Chwila, moment! Spokój umysłu i szczęście - czyż właśnie nie o to chodzi w cywilizacji? Budujemy drapacze chmur i autostrady. Mamy płatne urlopy i telewizję. Mamy bezpłatne leczenie i zwolnienia lekarskie, ubezpieczenia i zasiłki. Wszystko to ma na celu zapewnienie jakiegoś spokoju i bezpieczeństwa. Mimo to, odsetek chorych psychicznie stale wzrasta, a przestępczość rośnie jeszcze szybciej. Na ulicach roi się od przestępców i szaleńców. Wystaw rękę za próg swojego bezpiecznego domu, a ktoś zaraz ukradnie ci zegarek! Coś jest nie tak. Szczęśliwy człowiek nie czuje potrzeby zabijania. Lubimy myśleć, że nasze społeczeństwo wykorzystuje całą dostępną mu wiedzę, by osiągnąć spokój i szczęście. Zaczynamy pojmować, że materialna strona życia rozwinęła się nadmiernie kosztem głębszego, emocjonalnego aspektu, i płacimy za ten błąd. Jedna rzecz to mówić o degeneracji duchowego i moralnego życia współczesnej Ameryki, inna rzecz, to coś z tym zrobić. Trzeba zacząć od siebie. Spójrzmy uważnie w głąb siebie, szczerze i obiektywnie, a każdy z nas dostrzeże momenty, kiedy może o sobie powiedzieć: "Jestem tym opryszkiem" oraz "Jestem tym szaleńcem". Nauczymy się dostrzegać te momenty jasno i wyraźnie, ale bez poczucia winy i będziemy się dalej rozwijać, wychodząc z tych stanów.

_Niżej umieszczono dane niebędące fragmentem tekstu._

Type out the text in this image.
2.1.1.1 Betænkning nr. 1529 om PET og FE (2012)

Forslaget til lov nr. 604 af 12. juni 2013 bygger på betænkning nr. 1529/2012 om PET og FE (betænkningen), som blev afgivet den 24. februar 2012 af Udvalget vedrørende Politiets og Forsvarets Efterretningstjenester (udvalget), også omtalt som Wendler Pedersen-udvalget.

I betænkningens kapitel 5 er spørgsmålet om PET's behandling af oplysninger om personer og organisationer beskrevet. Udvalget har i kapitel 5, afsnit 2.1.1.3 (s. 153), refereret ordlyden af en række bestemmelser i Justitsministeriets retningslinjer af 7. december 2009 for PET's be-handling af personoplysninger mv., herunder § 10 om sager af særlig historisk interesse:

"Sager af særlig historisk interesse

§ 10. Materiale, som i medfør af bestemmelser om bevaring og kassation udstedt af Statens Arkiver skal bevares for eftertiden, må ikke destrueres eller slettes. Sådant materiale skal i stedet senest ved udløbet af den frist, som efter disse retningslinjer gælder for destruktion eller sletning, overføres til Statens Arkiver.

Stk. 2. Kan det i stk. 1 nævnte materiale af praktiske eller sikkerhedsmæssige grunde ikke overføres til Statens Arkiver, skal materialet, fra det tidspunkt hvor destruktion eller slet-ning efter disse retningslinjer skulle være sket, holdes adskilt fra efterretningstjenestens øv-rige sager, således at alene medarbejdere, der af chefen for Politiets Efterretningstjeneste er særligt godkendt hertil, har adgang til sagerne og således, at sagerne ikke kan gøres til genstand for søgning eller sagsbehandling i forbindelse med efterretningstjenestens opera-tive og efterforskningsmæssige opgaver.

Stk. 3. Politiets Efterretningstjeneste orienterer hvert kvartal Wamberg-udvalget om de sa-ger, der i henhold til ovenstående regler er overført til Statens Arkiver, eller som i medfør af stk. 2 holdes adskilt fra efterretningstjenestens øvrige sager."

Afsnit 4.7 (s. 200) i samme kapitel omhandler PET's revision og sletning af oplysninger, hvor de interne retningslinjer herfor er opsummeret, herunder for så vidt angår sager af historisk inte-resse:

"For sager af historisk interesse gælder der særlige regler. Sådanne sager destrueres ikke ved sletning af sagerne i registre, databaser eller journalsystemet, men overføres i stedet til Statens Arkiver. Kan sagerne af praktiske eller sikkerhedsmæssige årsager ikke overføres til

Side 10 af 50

Nie możesz wprowadzić radykalnych zmian w sposobie życia, dopóki nie zobaczysz siebie dokładnie takim, jakim jesteś naprawdę. Gdy tylko to nastąpi, zmiany zaczną zachodzić w sposób naturalny. Nie musisz walczyć ze sobą lub innymi, czy też podporządkowywać się regułom narzuconym przez autorytety. Po prostu zmiany w tobie zachodzą automatycznie.
Lecz uzyskanie tego wglądu jest trudnym zadaniem. Musisz zobaczyć, jaki jesteś i kim jesteś, bez złudzeń, osądu i oporu. Musisz przekonać się, jakie jest twoje miejsce w społeczeństwie i twoje zadanie jako istoty społecznej. Musisz przekonać się, jakie są twoje powinności i obowiązki wobec innych ludzi, lecz nade wszystko, jaka jest twoja odpowiedzialność wobec samego siebie jako jednostki żyjącej z innymi jednostkami. I musisz dostrzegać to wszystko wyraźnie jako jedność, jako sieć wzajemnie powiązanych elementów, które razem tworzą nową jakość. Wydaje się to być skomplikowane, lecz często następuje w jednej chwili. Jeśli chodzi o osiągnięcie tego rodzaju zrozumienia i pogodnego szczęścia, nic nie może być bardziej pomocne niż kultura duchowa, którą zawdzięczamy medytacji.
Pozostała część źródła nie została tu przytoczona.